Swimming allowed me to be weightless and graceful, while on land I was clumsy and awkward. Being in the pool was like being in another world – one where I never got too hot, and when I felt tired I could just float along and listen to the gentle waves lapping against the edges.

Summertime = Pool Time
Summertime = Pool Time

When I was a young lass of 3 years old, my mother decided it would be wise for this little fish to take swimming lessons. She signed me up for a a program of gymnastics, crafts and swimming at the local YMCA. She also thought it would be a good opportunity for me to make friends and prepare me for kindergarten.

On the first day of swimming class, my mother helped me change in the locker room. Neither one of us had any idea that we were about to meet someone special. I walked out into the warm, humid pool area and lined up with the other children by the edge of the pool. My mom sat in an observation area with the other mothers as the instructor introduced herself. Her name was Suzanne.

Suzanne had hands and feet like mine.

The significance of this was lost on me at the time. I wasn’t aware how rare my condition was or how unusual it was to run into another person with EEC. I just thought it was neat that this woman looked like me! My mother, however, was overcome with emotion. She had never met anyone else with EEC and here, just by chance, was Suzanne.

Long after my swimming lessons were over, my mom kept in touch with Suzanne. She must have asked her so many questions and Suzanne patiently answered them.
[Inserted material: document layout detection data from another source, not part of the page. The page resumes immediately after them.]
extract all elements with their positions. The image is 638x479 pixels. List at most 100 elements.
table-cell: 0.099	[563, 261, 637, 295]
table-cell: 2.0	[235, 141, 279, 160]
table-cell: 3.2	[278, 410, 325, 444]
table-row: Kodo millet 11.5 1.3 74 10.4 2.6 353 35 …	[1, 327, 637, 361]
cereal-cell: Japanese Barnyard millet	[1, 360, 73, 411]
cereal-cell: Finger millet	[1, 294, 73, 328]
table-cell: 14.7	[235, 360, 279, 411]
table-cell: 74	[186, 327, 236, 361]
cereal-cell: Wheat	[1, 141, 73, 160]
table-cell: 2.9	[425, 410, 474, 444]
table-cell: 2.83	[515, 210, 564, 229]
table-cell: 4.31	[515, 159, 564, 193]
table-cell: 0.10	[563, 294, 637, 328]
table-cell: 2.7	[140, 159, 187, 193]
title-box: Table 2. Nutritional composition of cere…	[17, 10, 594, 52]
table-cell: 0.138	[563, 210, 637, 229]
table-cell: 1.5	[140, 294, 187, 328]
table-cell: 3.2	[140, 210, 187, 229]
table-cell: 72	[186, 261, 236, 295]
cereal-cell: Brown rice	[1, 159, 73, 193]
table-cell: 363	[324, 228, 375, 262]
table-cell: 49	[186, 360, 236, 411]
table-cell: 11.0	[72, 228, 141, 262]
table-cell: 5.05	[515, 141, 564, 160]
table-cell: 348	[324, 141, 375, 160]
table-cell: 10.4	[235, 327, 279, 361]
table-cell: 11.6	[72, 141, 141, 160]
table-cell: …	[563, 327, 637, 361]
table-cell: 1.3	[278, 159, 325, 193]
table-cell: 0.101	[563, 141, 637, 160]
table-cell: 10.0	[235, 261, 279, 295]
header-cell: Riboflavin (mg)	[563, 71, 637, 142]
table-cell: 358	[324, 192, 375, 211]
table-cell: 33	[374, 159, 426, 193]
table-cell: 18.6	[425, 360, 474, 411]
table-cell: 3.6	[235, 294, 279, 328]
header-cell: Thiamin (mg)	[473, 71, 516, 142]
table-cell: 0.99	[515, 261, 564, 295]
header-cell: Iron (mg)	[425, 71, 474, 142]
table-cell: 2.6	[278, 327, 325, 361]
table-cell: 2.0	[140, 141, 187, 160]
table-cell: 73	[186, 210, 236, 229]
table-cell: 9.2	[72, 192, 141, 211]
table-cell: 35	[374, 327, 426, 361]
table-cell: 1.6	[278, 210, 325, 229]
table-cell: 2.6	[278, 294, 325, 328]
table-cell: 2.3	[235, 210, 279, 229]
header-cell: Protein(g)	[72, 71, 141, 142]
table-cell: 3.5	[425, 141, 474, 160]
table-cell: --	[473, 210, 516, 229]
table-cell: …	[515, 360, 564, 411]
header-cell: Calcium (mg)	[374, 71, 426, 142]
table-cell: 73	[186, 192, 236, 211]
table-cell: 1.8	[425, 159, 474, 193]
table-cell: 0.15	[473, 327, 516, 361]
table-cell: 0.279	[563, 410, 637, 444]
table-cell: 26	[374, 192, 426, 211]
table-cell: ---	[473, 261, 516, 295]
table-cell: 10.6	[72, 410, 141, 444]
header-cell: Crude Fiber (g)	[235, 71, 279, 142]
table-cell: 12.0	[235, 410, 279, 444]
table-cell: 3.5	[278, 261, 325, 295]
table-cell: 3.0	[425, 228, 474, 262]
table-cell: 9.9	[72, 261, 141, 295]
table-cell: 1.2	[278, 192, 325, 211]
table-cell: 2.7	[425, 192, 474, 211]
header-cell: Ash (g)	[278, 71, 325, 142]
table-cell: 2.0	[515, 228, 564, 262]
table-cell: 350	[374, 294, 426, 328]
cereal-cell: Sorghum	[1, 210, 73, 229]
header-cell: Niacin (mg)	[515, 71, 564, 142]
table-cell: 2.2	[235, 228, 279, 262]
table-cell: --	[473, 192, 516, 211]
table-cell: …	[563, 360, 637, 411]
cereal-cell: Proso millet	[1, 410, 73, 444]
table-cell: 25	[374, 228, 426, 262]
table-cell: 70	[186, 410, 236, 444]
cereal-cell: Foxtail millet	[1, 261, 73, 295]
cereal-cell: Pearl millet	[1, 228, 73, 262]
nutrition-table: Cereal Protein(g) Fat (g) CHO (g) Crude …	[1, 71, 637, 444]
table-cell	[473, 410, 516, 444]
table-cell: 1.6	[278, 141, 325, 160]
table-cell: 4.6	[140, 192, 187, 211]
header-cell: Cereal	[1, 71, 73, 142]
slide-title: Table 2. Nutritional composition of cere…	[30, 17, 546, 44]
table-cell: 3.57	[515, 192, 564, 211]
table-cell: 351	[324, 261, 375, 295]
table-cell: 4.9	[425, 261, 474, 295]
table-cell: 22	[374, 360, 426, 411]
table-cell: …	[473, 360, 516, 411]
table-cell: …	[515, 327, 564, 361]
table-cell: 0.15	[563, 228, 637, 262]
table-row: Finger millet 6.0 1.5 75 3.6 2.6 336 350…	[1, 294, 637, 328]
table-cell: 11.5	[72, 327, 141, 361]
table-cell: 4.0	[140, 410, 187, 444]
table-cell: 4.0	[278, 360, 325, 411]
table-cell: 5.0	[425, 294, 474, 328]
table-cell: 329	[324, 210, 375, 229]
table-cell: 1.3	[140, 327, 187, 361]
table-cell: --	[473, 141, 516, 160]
As I grew up, Suzanne was always referenced whenever I had surgery or a health situation to deal with. “Suzanne went through this”, my mom would say.  “Suzanne said…” my mom would start off, when I wondered about how something was going to go. Over the years we lost touch with Suzanne, and her presence fell to the back of my mind.

It wasn’t until I got involved with the NFED that I started thinking of her again. During the planning stages of the 2012 family conference, I was given a list of people who were registered for that year. Scanning the list, I saw Suzanne’s name and address. I wondered if it was really her. I couldn’t even remember what she looked like.

Sure enough, she and her kids were at the conference. The first day in the EEC syndrome specific group, we sat in a circle and introduced ourselves. I knew who she was even before she said her name. After the session ended, I caught up with her in the hall. “Suzanne! Do you remember me?” I asked.

Suzanne and I reunited at the NFED Conference in Orlando in 2012.
Suzanne and I reunited at the NFED Conference in Orlando in 2012.

 

Of course she remembered me. As I’ve come to find out, meeting others with EEC is not something anyone easily forgets. I’ve also realized just how lucky I was to have met Suzanne when I was little. Before the internet, there was no easy way to find others with EEC. Meeting her and knowing that she had been down the path ahead of me was a great source of strength and encouragement for me. I’ve met adults who didn’t know there were others with their condition until they were in their 40’s and 50’s!  It must be a lonely feeling to spend most of your life thinking you’re the only one. 

I also got to meet Suzanne’s son at the conference. Isn’t he cute?

This handsome guy is Suzanne's son Tyler, who is also affected by EEC.
Suzanne’s son Tyler, who is also affected by EEC.

I’m not really sure how to conclude this post except to say that I thank my lucky stars that I had Suzanne to look up to while I was growing up. I hope I can be the same for other little girls and boys out there with EEC. While sometimes my “EEC issues” can get old, I wouldn’t trade it for the world.  I’ve met so many amazing people because of it. I am continually inspired and encouraged by the strength and positive attitudes of my EEC friends and the people that love them.